A dedicated, cross-functional team of experts is continuously working towards improving the pH Test. The R&D spend on pH Test development is in excess of 30% of eLitmus revenue.
eLitmus uses on-the-job performance feedback to continuously improve the test validity. A section of eLitmus customers share the non-soft skill appraisal of the selected candidates with eLitmus. On the reliability front, typical company tests have questions randomly jumbled to generate multiple sets of question paper. Very basic research establishes that the performance of a test-taker can vary across sets when questions are jumbled randomly. Theoretical approaches like test re-test reliability,etc have also been found wanting in completely randomly generated tests. Apart from employing such theoretical approaches, eLitmus also uses a proprietary statistical measure which draws significant inputs from on job performance as well.
In Jan 2006, eLitmus advocated that time-challenged approach was not the best measure given the change in India’s education system. It moved to a content challenged test and strongly advocated the same on multiple forums. The second big thing eLitmus advocated was that classical English (including rarely used vocabulary words) was a wrong measure. At the work place, day-to-day communication had to be effective. It was evident given the performance feedback shared with eLitmus. People with high scores in verbal section were rated poor team players and communicators. eLitmus stand stood vindicated when CAT, an admission test to best top B Schools in India implemented both the philosophies. In Nov 2006, CAT was no longer time challenged as it had fewer questions than ever historically. In Nov 2008, CAT had 40 question in Verbal in contrast to 25 each in Quantitative and Problem Solving sections. It was evident that the difficulty level of verbal question was easy and hence less time per question was made available to test takers.
All necessary formulae are provided in the question paper. Additionally our team continuously tracks the tricks being taught in the coaching institutes. The idea is to minimize the advantage to test takers who have undergone “excessive” preparation without actually improving their fundamental abilities.

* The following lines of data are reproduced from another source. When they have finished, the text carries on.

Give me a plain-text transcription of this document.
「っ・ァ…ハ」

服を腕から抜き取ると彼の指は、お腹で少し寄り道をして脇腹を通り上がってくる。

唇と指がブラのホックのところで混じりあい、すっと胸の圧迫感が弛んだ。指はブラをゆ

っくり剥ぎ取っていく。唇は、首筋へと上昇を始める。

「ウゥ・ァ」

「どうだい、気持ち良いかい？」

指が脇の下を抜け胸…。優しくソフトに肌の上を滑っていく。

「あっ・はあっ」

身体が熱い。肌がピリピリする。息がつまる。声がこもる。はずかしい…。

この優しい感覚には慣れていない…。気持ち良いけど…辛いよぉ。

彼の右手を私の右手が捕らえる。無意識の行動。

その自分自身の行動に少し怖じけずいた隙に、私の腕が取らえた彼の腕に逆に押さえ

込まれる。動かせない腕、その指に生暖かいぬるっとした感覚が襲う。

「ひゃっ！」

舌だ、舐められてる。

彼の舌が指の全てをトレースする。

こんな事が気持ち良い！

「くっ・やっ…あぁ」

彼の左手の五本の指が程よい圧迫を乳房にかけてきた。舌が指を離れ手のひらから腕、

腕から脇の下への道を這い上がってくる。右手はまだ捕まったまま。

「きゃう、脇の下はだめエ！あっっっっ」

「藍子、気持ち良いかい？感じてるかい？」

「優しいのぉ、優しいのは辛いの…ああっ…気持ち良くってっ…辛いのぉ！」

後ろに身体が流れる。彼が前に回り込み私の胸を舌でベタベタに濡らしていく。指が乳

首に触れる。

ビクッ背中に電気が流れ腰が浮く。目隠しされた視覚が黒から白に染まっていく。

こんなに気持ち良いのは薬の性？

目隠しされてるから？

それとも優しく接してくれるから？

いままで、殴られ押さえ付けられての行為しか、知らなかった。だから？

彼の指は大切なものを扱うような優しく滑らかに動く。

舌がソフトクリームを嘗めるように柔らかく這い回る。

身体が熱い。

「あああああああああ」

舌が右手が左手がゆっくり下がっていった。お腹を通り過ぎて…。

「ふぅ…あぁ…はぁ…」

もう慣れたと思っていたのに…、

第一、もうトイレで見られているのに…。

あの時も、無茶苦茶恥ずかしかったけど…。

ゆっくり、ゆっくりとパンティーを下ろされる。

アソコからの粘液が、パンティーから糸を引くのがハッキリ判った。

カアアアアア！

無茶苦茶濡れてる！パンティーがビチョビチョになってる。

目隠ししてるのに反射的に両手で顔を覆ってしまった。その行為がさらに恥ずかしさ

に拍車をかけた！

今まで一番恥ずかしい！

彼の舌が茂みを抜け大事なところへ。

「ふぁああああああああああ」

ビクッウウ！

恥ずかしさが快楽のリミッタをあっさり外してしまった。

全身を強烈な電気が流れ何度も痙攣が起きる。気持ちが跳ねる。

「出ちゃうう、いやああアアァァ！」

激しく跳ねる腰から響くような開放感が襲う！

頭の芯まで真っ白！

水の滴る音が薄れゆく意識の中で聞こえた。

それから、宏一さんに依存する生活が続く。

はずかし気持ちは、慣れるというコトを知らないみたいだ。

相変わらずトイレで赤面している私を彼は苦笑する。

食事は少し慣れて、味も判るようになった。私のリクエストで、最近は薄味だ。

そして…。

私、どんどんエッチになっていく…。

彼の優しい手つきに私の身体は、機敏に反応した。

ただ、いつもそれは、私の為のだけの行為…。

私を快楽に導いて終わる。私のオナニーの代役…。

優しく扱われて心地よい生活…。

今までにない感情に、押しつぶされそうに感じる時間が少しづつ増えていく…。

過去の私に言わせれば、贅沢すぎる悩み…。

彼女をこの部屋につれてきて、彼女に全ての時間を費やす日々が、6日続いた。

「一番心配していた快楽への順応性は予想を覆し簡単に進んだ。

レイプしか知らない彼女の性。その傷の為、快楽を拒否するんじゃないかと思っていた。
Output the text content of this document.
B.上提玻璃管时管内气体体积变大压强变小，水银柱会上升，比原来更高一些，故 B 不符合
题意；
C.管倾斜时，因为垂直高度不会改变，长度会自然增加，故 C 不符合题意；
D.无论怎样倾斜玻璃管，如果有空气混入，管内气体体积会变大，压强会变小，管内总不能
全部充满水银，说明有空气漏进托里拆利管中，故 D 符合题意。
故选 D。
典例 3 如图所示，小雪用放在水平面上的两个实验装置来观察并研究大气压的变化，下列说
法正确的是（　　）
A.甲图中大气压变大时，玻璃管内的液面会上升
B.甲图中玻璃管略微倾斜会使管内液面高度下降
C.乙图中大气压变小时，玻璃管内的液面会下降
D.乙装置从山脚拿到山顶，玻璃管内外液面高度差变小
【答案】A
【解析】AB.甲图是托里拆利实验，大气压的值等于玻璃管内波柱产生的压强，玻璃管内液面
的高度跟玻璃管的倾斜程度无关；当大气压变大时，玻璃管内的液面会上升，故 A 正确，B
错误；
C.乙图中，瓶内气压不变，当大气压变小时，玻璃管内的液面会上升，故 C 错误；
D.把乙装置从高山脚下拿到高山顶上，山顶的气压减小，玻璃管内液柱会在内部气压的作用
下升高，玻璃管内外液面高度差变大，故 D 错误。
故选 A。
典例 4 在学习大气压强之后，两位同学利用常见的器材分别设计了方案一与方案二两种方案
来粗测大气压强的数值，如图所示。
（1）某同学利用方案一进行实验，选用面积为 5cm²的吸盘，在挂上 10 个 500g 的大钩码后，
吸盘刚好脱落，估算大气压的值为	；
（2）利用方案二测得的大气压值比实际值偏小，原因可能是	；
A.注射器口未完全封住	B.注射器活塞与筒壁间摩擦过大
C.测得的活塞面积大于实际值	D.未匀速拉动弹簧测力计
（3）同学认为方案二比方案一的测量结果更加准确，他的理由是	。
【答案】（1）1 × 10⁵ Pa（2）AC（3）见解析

There are a plethora of online tests leading to a certification offered by the best names in the technology industry. Why is it that most successful takers of such tests fail to impress recruiters anymore? A basic feature of online tests is a random pool of questions selected from a large pool of questions. This creates a threat to test reliability (in lay-man's terms, two instances of a test being of equal difficulty). This can be achieved with a high degree of accuracy only if there is over standardization in selecting questions randomly. Advanced algorithms to create reliability across tests without over standardization fail. Over standardization can be cracked through excessive preparation. Besides, the probability of question not repeating is greater than zero. Information sharing amongst test takers in India is very high leading to leaked questions. Offline test requires eLitmus to develop only 18-20 question papers per year, with no test or question ever repeated. Moreover in Indian context, the infrastructure for online test often crumbles midway between the test. Additionally third party environments (like college networks), are prone to being hacked. This enables a person to remotely answer the test for a test taker sitting in front of the machine.
eLitmus has identified 7 major skills and 2 sub skills. Every question is mapped to one of these skills. Based on the job description and historical information about the company, a different weight is assigned to each skill and the score customized to the company's precise requirement. It's a little like how just over a 100 elements make billions of compounds.
This has been developed by eLitmus with over 10 person-years of R&D. It is an empirical approach that leverages the performance feedback of companies. While the exact mechanics are proprietary to eLitmus, a couple of notable features follow. First, negative marking based on resources utilized (similar to Duckworth Lewis methodology in cricket) and the accuracy of wrong answers. For example a student who gets 4 wrong answers out of 30 attempts is penalized higher for each wrong answers compared to a student who gets 4 wrong anwers out of 40 attempts. Second, every question has close wrong answers and irrelevant wrong answers. For example a question like “What is the capital of India?” could have choices as Delhi, New Delhi, Mumbai and Bangalore. A person marking Delhi as an answer is treated differently as compared to a person marking Mumbai or Bangalore.
Tests have an inherent bias towards creating gradient at the higher end of the talent pool, thereby giving inaccurate results. The normal curve figure along side is self explanatory. The table below has data gathered from results of a leading MBA entrance test in India, primarily designed to cater to the needs of the very top B Schools in India. The above test due to its reputation is being used by several other B Schools to offer admissions. It is evident that it is difficult to differentiate among the talent pool not at the very top end of the performance.
All tests by default have this inherent bias of creating differentiation at the top end.
A decade ago, the top 2% of talent pool sufficed to fill up all positions in companies or seats in leading MBA colleges. Lot of engineers from leading institutes used to find it difficult to find jobs. Today the story is in stark contrast. The top 25% of the talent pool is proving inadequate viz a viz the demand. The theory and science behind design effective tests is yet to wake up to this reality and hence some of the best tests designed by practitioners of psychometric principles produce below average employees or non performing students.
Typically test format or questions are extremely predictable for a company. A candidate gets a long time to prepare for such tests and clear it with ease. Even the IITs recently identified the long, systematic 'test' preparation by candidates as a reason for the falling quality of their in-take.